Everyone at Whitewater Wednesday (and its spin-off Saltwater Saturday) knows that any band with Rick Sward is guaranteed to be fun … and The Sophisticated Cavemen is no exception.

They prove this by switching from jazz standards like All of Me, to bluegrass like Johnson Grass Farm, to reggae, The Israelites, and finally to Stan Rogers’ Canol Road, a song about a murder at the KK.

Sward and his band — Lara Lewis on piano and Ched “Cheddar” Dunham on bass (absent today is clarinetist Birch Kuch) — are as difficult to keep up with as their set list.

“We are one of the most underpaid bands in Whitehorse,” Sward says with a distinctive maniacal giggle. “If you measure rock per buck, we give so much more on the rock side than we get on the buck side.”

I join them for after-set drinks and try to get them to focus on this interview. “So you’re a caveman?” I ask Lewis, a Yukon Women in Music member and one of the latest additions to the band.

“Yes I am,” she says, laughing. “I like it way better than cave music,” she adds, referring to the band’s alternate name, Sophisticated Cave Music.

“We got the name at a music festival,” Sward explains. “We were living in an RV and all bearded and hairy, when someone said to us, ‘Wow, you guys are like cavemen, only sophisticated’.

“We need a logo now. Maybe a depiction of Gary Busey as Buddy Holly,” he giggles again.

“I joined at an outdoor party,” Lewis says over her pint.

“It was Gruberfest 2007,” Sward clarifies. “It was my friend Catherine’s 30th birthday. Between sets [Catherine] said to me, ‘Go up and play the piano.’ I was shy and had to be coaxed, but I played. Rick was impressed and asked me to join the band. So I did a background check on them and said, OK.”

Sward giggles again and adds, “I have a really good lawyer who falsified my records, so she never found out about me.

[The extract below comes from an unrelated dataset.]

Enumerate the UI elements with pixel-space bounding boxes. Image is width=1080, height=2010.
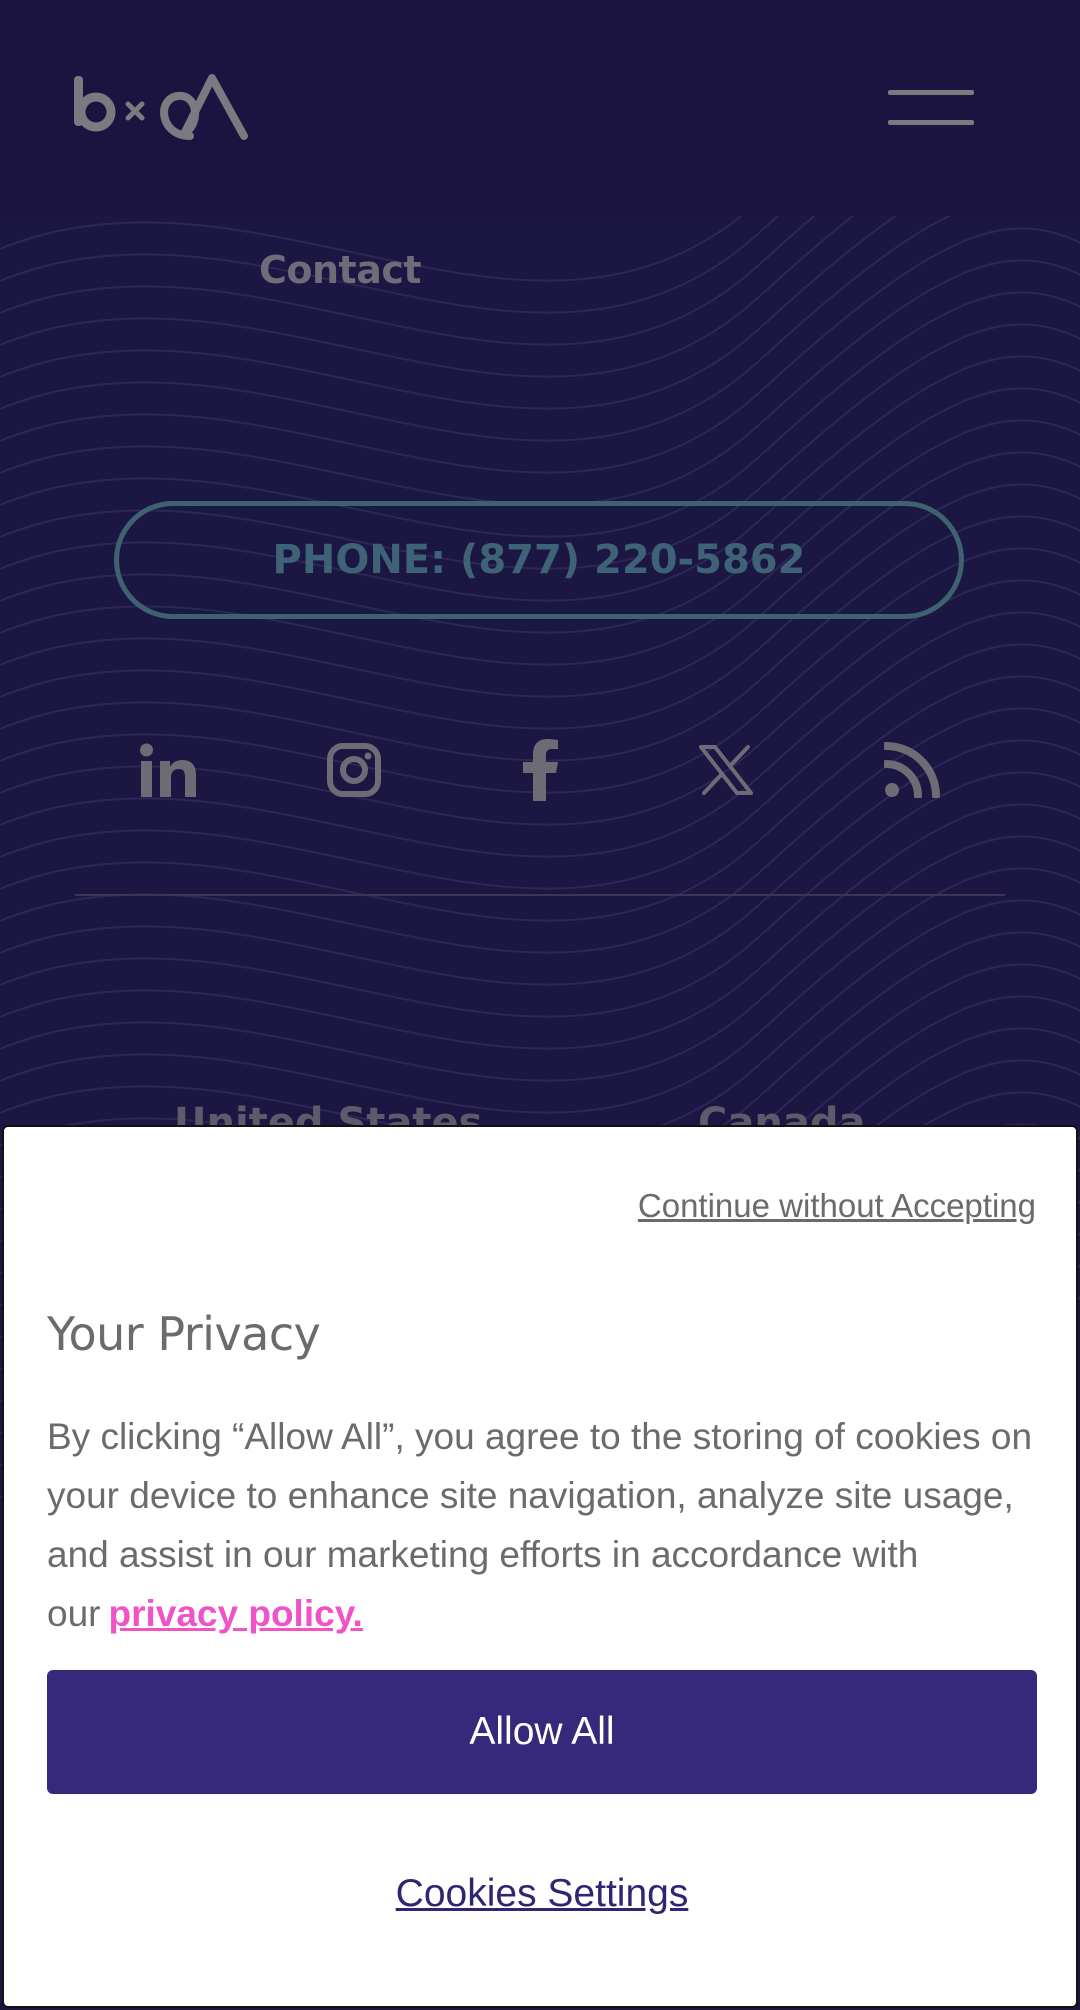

“That’s the way the band just happened,” Sward adds between sips on a gin and tonic. “We all just naturally came together in this strange combination: bass, guitar, clarinet, piano and occasionally drums.”

“We have drummer problems,” Dunham adds. “We’re like Spinal Tap, except our drummers don’t die. We get one who knows his stuff and next thing we know he’s selling it to third world countries.” He punctuates this with a smile and a gulp of beer.

Despite the obvious fun they have when performing and giving interviews, they are serious musicians with grand plans: “We’re recording soon and I want to create a high-quality record,” Sward says. “I want to go on tour, take this music around the world. I want to take it to the next level. We’re not like any other band out there, we do roots music in all genres – folk, bluegrass, country, reggae, swing, jazz.”

Dunham laughs, “And if Birch wasn’t late we could do that.”

Sward continues, “The new album will have all original tunes, except for one or two.

Everyone’s writing, too. And there will be an assortment of drummers — Lonnie Powell, Ed White and Marc Paradis — and lots of other Yukon musicians, some of them haven’t confirmed yet.

“We’re taking our time and really thinking about what we’re doing. We’re even going to press a limited run of vinyl so it will be a work of art.”

Five things you should know about The Sophisticated Cavemen:

1. They all really like Gary Busey’s stellar portrayal of Buddy Holly in The Buddy Holly Story.

2. They do not do Eagles covers. Sward: “We are an Eagles-Free-Zone. The UN declared it.”

3. Lara Lewis says that Rick Sward has six toes on his on his left foot. Sward did not know that.

4. They will play anywhere, anytime, preferably where there’s free beer.

5. Sward says, “We believe in stereotypes.”